Another neat thing you can do with transforms is that they can pipe results back to itself until there are results that can't be repiped. An implementation for this would be an alias system. In an alias system, "some name" might be an alias for "closer to real", which may be an alias for "/some/rediculous/path". However, if you are simply piping it twice or three times, you would be missing out on all the possible functionalities.

var alias_map = {};
new Transform({
  readableObjectMode: true, writableObjectMode: true,
  transform(chunk, encoding, callback){
    if(chunk in alias_map){
      this.write(chunk);
    } else{
      this.push(chunk)
    }
    callback();
  }
})

Writestreams

Promising A Finish Line

While stream-to-promise handles both write streams and read streams, you might only be interested in the way write stream handles it (unless you don't like Streams at all...but I hope you'll fall in love with it! 😉). This makes it possible for promises and streams to coexist.

getReadableStream().then(function(readable){
  readable.pipe(transform).pipe(transform).pipe(writable)
  return streamToPromise(writable);
}).then(function(){
  console.log("done");
})

Streamed UI

React is certainly a wonderful system. However, in order to use Streams with React, your best bet is to use Redux. Otherwise, you can also turn your written stream into an updatable list, which emits an event each write and unpipes and ends on component did unmount.

// How it should be
class ComponentWritable extends Writable {
  constructor(component, key){
    super({ objectMode: true });
    this.component = component;
    this.key = key;
    this.list = [];
    component.on("willUnmount", ()=>{
      this.end();
    });
    component.on("willMount", ()=>{
    this.component.setState(this.createState())
    });
  }
  _write(chunk, encoding, callback){
    this.list = this.list.concat([ chunk ]);
    this.component.on("didUpdate", function(){
      setTimeout(callback, 0);
    });
    this.component.setState(this.createState());
  }
  createState(){
    return {
      [this.key]: this.list
    }
  }
}

// how it be

function mountWritable(component, stateKey){
  if(!component.writableStreams){
    component.writableStreams = {};
    }
    component.writableStreams[stateKey] = new Writable({
      objectMode: true,
      write: (chunk, encoding, callback)=>{
        this.setState({
          [stateKey]: component.writableStreams[stateKey].val.concat([ chunk ])
        });
        component.writableStreams[stateKey].cb = callback;
      }
    );
    component.writableStreams[stateKey].val = [];
    component.writableStreams[stateKey].cb = false;
}

function handleUnmount(component){
  component.writableStreams &&
  Object.keys(component.writableStreams).forEach(function(key){
    var stream = component.writableStreams[key]
  	var cb = stream.cb;
    stream.cb = false;
  cb && cb();
  });
}

function handleUpdate(component){
  component.writableStreams &&
  Object.keys(component.writableStreams).forEach(function(key){
    var stream = component.writableStreams[key]
    stream.end();
    delete component.writableStreams[key];
  });
}

class WritableComponent extends Component {
  componentWillMount(){
    var stateKey = "some-key";
    mountWritable(this, stateKey);
  }
  componentWillUnmount(){
    handleUnmount(this);
    
  }
  componentDidUpdate(){
    handleUpdate(this)
  }
}

Keeping it simple

RxJS

This seems pretty standard for Angular.
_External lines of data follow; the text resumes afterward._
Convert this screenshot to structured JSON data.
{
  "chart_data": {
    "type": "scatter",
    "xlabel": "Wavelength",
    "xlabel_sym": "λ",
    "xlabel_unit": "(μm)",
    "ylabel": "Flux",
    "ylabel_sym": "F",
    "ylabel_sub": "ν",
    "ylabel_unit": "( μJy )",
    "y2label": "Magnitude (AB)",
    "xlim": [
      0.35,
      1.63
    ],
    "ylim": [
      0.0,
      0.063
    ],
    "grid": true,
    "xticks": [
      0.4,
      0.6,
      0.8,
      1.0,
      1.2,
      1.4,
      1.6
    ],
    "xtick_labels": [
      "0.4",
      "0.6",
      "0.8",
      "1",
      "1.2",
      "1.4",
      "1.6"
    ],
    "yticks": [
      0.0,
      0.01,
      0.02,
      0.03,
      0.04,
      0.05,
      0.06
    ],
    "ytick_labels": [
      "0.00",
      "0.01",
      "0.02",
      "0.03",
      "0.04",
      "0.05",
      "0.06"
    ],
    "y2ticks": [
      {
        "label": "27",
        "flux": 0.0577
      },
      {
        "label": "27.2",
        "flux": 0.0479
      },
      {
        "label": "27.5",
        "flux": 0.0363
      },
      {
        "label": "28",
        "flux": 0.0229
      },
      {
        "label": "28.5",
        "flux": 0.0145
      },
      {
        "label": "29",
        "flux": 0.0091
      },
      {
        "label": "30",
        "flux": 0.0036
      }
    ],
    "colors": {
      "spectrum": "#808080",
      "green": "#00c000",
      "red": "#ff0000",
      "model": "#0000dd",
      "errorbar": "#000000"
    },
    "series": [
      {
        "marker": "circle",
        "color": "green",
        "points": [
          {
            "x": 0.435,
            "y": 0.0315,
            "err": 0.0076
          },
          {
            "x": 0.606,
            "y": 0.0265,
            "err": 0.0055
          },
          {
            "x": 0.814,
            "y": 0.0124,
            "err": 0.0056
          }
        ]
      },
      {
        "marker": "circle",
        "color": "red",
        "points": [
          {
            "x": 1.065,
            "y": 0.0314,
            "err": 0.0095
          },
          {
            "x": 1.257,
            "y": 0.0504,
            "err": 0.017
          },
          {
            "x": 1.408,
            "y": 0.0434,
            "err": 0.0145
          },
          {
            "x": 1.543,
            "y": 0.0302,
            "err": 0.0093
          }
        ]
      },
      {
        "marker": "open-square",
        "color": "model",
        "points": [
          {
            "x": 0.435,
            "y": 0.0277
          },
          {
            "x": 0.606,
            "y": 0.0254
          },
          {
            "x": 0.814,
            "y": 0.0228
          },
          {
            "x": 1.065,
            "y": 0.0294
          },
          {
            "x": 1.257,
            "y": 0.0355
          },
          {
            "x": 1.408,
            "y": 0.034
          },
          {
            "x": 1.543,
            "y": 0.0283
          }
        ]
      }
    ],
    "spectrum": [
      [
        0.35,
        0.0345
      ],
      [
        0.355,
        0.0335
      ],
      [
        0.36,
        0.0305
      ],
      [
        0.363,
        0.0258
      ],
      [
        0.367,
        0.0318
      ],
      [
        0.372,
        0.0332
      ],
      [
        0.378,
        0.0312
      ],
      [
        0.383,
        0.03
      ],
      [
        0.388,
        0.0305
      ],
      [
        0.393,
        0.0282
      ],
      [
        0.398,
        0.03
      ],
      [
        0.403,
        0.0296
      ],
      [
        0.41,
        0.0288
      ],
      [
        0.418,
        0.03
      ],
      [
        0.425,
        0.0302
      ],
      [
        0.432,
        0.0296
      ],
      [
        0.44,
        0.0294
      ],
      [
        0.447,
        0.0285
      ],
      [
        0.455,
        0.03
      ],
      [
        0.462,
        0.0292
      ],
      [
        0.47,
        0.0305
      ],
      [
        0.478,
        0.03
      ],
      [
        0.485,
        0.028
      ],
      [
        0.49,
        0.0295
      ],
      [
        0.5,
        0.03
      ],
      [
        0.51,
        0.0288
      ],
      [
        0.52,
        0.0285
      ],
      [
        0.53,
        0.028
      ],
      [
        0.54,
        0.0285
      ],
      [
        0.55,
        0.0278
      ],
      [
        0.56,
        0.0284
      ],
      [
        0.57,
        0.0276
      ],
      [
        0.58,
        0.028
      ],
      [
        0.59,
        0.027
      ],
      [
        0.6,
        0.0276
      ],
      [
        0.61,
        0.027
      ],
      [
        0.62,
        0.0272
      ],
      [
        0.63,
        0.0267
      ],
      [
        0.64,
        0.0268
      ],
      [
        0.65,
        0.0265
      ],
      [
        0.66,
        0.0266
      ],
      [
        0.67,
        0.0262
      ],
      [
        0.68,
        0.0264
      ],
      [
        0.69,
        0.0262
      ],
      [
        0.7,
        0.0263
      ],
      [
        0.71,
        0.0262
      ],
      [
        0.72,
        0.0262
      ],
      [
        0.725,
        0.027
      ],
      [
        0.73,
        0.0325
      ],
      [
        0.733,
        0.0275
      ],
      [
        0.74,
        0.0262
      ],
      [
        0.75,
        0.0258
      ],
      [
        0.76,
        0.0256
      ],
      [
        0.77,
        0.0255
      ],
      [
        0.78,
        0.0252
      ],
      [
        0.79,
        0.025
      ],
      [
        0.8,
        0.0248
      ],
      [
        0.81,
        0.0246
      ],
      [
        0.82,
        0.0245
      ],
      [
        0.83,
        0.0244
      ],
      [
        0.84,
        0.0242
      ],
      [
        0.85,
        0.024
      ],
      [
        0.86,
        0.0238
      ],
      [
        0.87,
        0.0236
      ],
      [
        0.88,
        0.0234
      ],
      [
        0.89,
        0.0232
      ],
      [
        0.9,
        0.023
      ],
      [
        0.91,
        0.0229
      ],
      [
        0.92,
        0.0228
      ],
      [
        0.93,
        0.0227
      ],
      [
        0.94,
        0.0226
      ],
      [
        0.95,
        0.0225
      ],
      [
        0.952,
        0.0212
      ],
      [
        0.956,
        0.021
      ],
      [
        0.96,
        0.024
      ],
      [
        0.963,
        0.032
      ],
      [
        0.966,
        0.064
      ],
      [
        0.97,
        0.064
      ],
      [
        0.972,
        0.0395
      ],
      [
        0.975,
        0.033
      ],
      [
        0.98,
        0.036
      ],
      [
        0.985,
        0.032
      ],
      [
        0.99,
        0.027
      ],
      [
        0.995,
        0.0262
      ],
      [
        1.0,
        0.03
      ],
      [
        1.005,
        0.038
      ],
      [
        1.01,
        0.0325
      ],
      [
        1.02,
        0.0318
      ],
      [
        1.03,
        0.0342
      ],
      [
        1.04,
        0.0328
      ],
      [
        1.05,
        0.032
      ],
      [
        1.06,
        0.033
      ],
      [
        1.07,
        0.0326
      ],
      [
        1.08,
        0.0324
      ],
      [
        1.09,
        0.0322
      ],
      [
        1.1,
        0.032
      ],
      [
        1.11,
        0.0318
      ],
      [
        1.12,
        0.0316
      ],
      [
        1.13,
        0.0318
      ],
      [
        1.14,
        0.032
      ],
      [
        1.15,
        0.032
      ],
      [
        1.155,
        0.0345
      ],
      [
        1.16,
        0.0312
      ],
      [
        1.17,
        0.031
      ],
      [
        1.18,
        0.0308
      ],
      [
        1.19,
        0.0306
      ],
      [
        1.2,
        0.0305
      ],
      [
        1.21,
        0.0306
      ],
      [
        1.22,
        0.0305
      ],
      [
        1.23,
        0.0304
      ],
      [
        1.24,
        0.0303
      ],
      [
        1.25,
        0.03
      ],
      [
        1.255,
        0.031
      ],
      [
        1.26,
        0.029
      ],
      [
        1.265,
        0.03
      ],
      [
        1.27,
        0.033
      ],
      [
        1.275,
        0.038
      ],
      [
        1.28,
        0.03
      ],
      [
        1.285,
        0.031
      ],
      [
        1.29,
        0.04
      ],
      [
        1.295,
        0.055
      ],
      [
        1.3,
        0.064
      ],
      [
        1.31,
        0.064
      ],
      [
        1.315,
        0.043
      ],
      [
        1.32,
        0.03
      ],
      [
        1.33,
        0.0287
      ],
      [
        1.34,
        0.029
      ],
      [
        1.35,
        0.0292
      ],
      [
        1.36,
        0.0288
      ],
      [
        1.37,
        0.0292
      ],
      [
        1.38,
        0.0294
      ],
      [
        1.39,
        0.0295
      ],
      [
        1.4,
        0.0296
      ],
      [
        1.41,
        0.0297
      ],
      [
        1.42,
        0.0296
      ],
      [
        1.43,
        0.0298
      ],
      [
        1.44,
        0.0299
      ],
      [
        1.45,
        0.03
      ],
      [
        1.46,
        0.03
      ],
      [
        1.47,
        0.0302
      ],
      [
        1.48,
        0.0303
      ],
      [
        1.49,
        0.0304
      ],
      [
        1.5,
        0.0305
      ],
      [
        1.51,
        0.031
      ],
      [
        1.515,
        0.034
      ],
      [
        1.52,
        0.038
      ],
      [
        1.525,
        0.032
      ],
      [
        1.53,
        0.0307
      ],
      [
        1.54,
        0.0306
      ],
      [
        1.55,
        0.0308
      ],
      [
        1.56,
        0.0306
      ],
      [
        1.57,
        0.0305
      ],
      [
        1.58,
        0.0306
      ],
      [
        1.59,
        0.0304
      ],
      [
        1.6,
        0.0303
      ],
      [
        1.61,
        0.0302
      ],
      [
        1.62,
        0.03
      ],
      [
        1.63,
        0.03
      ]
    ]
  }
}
While I haven't looked into it too deeply, it is on my list of "standards-to-learn."

Highland Js

Highland has been in development for a long time; however, I haven't decided to bite the bullet and use it to replace Streams.

Through2

While creating Streams is fun and all, keeping things clean without creating classes is often difficult. Through2 allows you to make things fast and easy.

Events Stream

This is a library that transforms a what-wg EventDispatcher into readable Streams.